A histogram showing the most common values for this column. The x-axis has a log scale, and it shows that most rows have a value of 200, but that there are outliers for which the value is more than a thousand.

This kind of distribution is common in real-world data: here, we can see that most rows have a value lower than 200, but there are outliers for which the value can be much greater. In those cases, it is often a good idea to choose clamping bounds that aren’t absolute limits over the data range, but are such that most values would fall within these bounds. Here, we could use 200, or even 100, as a clamping bound.

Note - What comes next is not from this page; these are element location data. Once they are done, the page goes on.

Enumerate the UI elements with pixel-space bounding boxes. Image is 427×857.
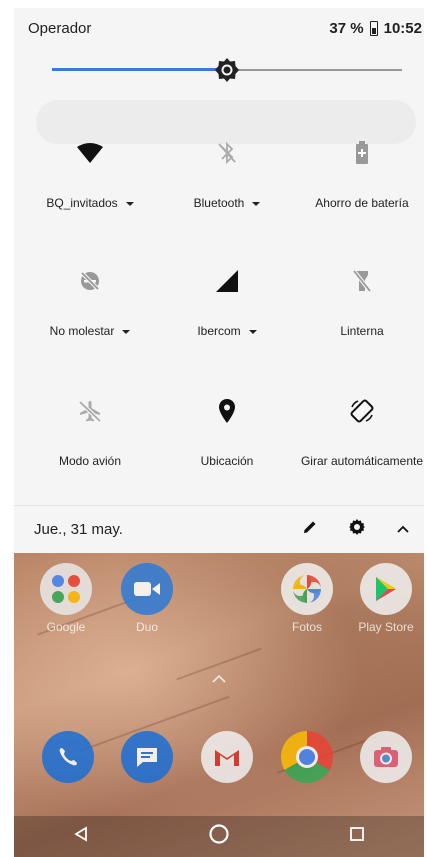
battery-icon: [369, 20, 378, 36]
dock-phone[interactable]: [38, 731, 98, 783]
status-bar: Operador 37 % 10:52: [14, 8, 424, 48]
date-label: Jue., 31 may.: [34, 521, 123, 538]
tile-label: No molestar: [22, 324, 158, 338]
tile-label: BQ_invitados: [22, 196, 158, 210]
tile-auto-rotate[interactable]: Girar automáticamente: [294, 396, 424, 468]
dock-gmail[interactable]: [197, 731, 257, 783]
dropdown-caret-icon[interactable]: [248, 329, 257, 334]
navigation-bar: [14, 816, 424, 857]
carrier-name: Operador: [28, 19, 92, 37]
messages-icon: [121, 731, 173, 783]
tile-airplane-mode[interactable]: Modo avión: [22, 396, 158, 468]
quick-settings-footer: Jue., 31 may.: [14, 505, 424, 553]
app-drawer-chevron-icon[interactable]: [211, 671, 227, 683]
tile-label: Linterna: [340, 324, 384, 338]
gear-icon[interactable]: [348, 518, 366, 541]
dropdown-caret-icon[interactable]: [125, 201, 134, 206]
auto-rotate-icon: [294, 396, 424, 426]
tile-wifi[interactable]: BQ_invitados: [22, 138, 158, 210]
brightness-slider[interactable]: [14, 48, 424, 92]
photos-icon: [281, 563, 333, 615]
bluetooth-off-icon: [159, 138, 295, 168]
back-icon[interactable]: [73, 826, 89, 847]
app-label: Google: [46, 620, 86, 634]
do-not-disturb-off-icon: [22, 266, 158, 296]
home-wallpaper: Google Duo Fotos Play Store: [14, 553, 424, 857]
dropdown-caret-icon[interactable]: [252, 201, 261, 206]
app-label: Play Store: [358, 620, 414, 634]
chrome-icon: [281, 731, 333, 783]
flashlight-off-icon: [294, 266, 424, 296]
tile-label: Ibercom: [159, 324, 295, 338]
android-screen: Google Duo Fotos Play Store Operador 37 …: [14, 8, 424, 857]
recents-icon[interactable]: [349, 826, 365, 847]
pencil-icon[interactable]: [302, 519, 318, 540]
brightness-icon[interactable]: [214, 57, 240, 83]
clock: 10:52: [383, 19, 422, 37]
app-duo[interactable]: Duo: [117, 563, 177, 634]
phone-icon: [42, 731, 94, 783]
tile-label: Ubicación: [200, 454, 254, 468]
cell-signal-icon: [159, 266, 295, 296]
home-icon[interactable]: [208, 823, 230, 850]
app-fotos[interactable]: Fotos: [277, 563, 337, 634]
app-play-store[interactable]: Play Store: [356, 563, 416, 634]
quick-settings-panel: Operador 37 % 10:52 BQ_invitados Bluetoo…: [14, 8, 424, 553]
app-label: Duo: [135, 620, 158, 634]
app-label: Fotos: [291, 620, 322, 634]
brightness-fill: [52, 68, 228, 71]
chevron-up-icon[interactable]: [396, 521, 410, 539]
play-store-icon: [360, 563, 412, 615]
tile-do-not-disturb[interactable]: No molestar: [22, 266, 158, 338]
tile-flashlight[interactable]: Linterna: [294, 266, 424, 338]
battery-saver-icon: [294, 138, 424, 168]
tile-location[interactable]: Ubicación: [159, 396, 295, 468]
duo-icon: [121, 563, 173, 615]
tile-bluetooth[interactable]: Bluetooth: [159, 138, 295, 210]
tile-label: Bluetooth: [159, 196, 295, 210]
dock-camera[interactable]: [356, 731, 416, 783]
tile-label: Modo avión: [58, 454, 122, 468]
camera-icon: [360, 731, 412, 783]
dock-chrome[interactable]: [277, 731, 337, 783]
google-folder-icon: [40, 563, 92, 615]
battery-percent: 37 %: [329, 19, 364, 37]
tile-label: Girar automáticamente: [300, 454, 424, 468]
airplane-off-icon: [22, 396, 158, 426]
dock-messages[interactable]: [117, 731, 177, 783]
location-icon: [159, 396, 295, 426]
app-google-folder[interactable]: Google: [36, 563, 96, 634]
tile-mobile-data[interactable]: Ibercom: [159, 266, 295, 338]
tile-battery-saver[interactable]: Ahorro de batería: [294, 138, 424, 210]
dropdown-caret-icon[interactable]: [122, 329, 131, 334]
tile-label: Ahorro de batería: [315, 196, 409, 210]
wifi-icon: [22, 138, 158, 168]
gmail-icon: [201, 731, 253, 783]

books_borrowed_query = QueryBuilder("members").sum("books_borrowed", low=0, high=200)
books_borrowed = session.evaluate(
    books_borrowed_query,
    privacy_budget=PureDPBudget(epsilon=1)
)
books_borrowed.show()
+------------------+
|books_borrowed_sum|
+------------------+
|           1171110|
+------------------+

Keep in mind that the value of clamping bounds themselves is not protected by the differential privacy property. Tumult Analytics considers these values as public information, and you should assume that someone observing your output data might deduce the value of clamping bounds. This makes it crucial to not make the choice of clamping bounds depend “too much” on the private data. Visualizing the data distribution and making a judgment call is typically acceptable, but taking e.g. the exact maximum value in the data isn’t: it would directly leak the value of a single data point.

Final words#

Having to set clamping bounds is a little annoying, but you will find that it can often make your data analysis more robust: it reduces the contribution of outlier data points, which could otherwise have an outsized influence on the results.

Now that you know the basics of how clamping bounds work, you can try out all the aggregations supported by Tumult Analytics. This tutorial demonstrated average and sum, but the same principle applies for quantile, variance, and all other aggregations.

So far, we only demonstrated global aggregations, calculating some statistic over the entire dataset, and returning a single number. In the next tutorial, we’ll explain how to compute histogram-like queries using Tumult Analytics.